5. the online optoisolator of liquid cooling hectowatt grade multimode optical fiber according to claim 4, it is characterized in that: also comprise magnetic tube (15), described Faraday polarization apparatus (6) is located in magnetic tube (15), and the two ends of magnetic tube (15) are located at respectively by the first birefringece crystal (5) and the second birefringece crystal (8).

6. the online optoisolator of liquid cooling hectowatt grade multimode optical fiber according to claim 1, it is characterized in that: described liquid cooling packaging system (10) comprises housing (17), liquid cooling chamber (18), inlet (19) and liquid outlet (20), at least one end of described housing (17) is provided with inlet (19) and liquid outlet (20), inlet (19) is located at the below of housing (17), liquid outlet (20) is located at the top of housing (17), be hollow structure between the outer wall of housing (17) and inwall, described inlet (19) is connected with this hollow structure with liquid outlet (20), liquid cooling chamber (18) is arranged on the two ends in housing (17), liquid cooling chamber (18) is communicated with hollow structure.

7. the online optoisolator of liquid cooling hectowatt grade multimode optical fiber according to claim 4, is characterized in that: described first patch cord (11) and the second patch cord (13) are the multimode optical fiber of 105/125,200/220 or 200/400.

8. the online optoisolator of liquid cooling hectowatt grade multimode optical fiber according to claim 3, is characterized in that: described first lens (12) and the second lens (14) are C-Lens, G-Lens or D-lens.

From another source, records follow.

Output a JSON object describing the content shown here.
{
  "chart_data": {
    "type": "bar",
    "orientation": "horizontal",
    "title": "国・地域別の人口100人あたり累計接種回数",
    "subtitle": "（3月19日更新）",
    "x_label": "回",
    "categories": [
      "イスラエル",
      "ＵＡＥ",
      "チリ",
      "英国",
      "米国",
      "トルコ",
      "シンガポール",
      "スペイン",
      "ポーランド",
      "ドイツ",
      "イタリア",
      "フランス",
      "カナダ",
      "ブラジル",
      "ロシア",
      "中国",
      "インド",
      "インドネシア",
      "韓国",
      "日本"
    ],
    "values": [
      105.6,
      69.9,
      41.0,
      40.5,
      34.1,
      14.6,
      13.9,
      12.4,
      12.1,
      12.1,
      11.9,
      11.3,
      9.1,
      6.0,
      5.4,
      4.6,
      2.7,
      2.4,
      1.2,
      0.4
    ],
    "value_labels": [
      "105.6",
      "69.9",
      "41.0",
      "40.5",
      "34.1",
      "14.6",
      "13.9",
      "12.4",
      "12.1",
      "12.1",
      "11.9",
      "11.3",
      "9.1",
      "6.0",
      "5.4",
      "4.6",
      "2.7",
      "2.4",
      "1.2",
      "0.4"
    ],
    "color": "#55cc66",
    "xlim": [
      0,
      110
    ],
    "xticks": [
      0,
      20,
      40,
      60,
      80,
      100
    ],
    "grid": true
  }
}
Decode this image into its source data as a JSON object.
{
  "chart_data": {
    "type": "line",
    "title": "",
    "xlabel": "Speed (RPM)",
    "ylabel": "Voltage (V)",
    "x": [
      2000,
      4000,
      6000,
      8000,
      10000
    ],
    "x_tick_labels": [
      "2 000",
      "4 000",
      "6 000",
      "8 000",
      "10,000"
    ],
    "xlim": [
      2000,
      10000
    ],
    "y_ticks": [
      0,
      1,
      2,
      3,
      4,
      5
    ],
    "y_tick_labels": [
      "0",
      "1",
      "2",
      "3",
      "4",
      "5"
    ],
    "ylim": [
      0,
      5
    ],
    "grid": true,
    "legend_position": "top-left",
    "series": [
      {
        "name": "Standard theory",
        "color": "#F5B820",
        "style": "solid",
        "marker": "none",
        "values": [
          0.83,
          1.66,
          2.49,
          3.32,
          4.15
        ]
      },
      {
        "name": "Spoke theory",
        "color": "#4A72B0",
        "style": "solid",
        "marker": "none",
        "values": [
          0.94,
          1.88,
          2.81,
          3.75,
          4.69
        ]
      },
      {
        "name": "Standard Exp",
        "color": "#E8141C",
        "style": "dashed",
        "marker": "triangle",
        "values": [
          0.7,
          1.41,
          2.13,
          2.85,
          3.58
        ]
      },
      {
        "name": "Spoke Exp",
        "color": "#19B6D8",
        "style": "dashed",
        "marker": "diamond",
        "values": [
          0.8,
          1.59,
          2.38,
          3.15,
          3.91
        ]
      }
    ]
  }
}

9. the online optoisolator of liquid cooling hectowatt grade multimode optical fiber according to claim 5, it is characterized in that: described first birefringece crystal (5) and the second birefringece crystal (8) all adopt the angle of wedge to be the YVO4 crystal of 5.8 °, described Faraday polarization apparatus (6) adopts optically-active angle to be 45 ° of angles of wedge to be magnetic rotation crystal bar or the magnetic rotation glass rod of 1 °-3 °.

10. the online optoisolator of liquid cooling hectowatt grade multimode optical fiber according to claim 6, is characterized in that: in described housing (17), the inwall corresponding with reflector position is provided with the diaphragm (16) of F:-10 ~ 0mm.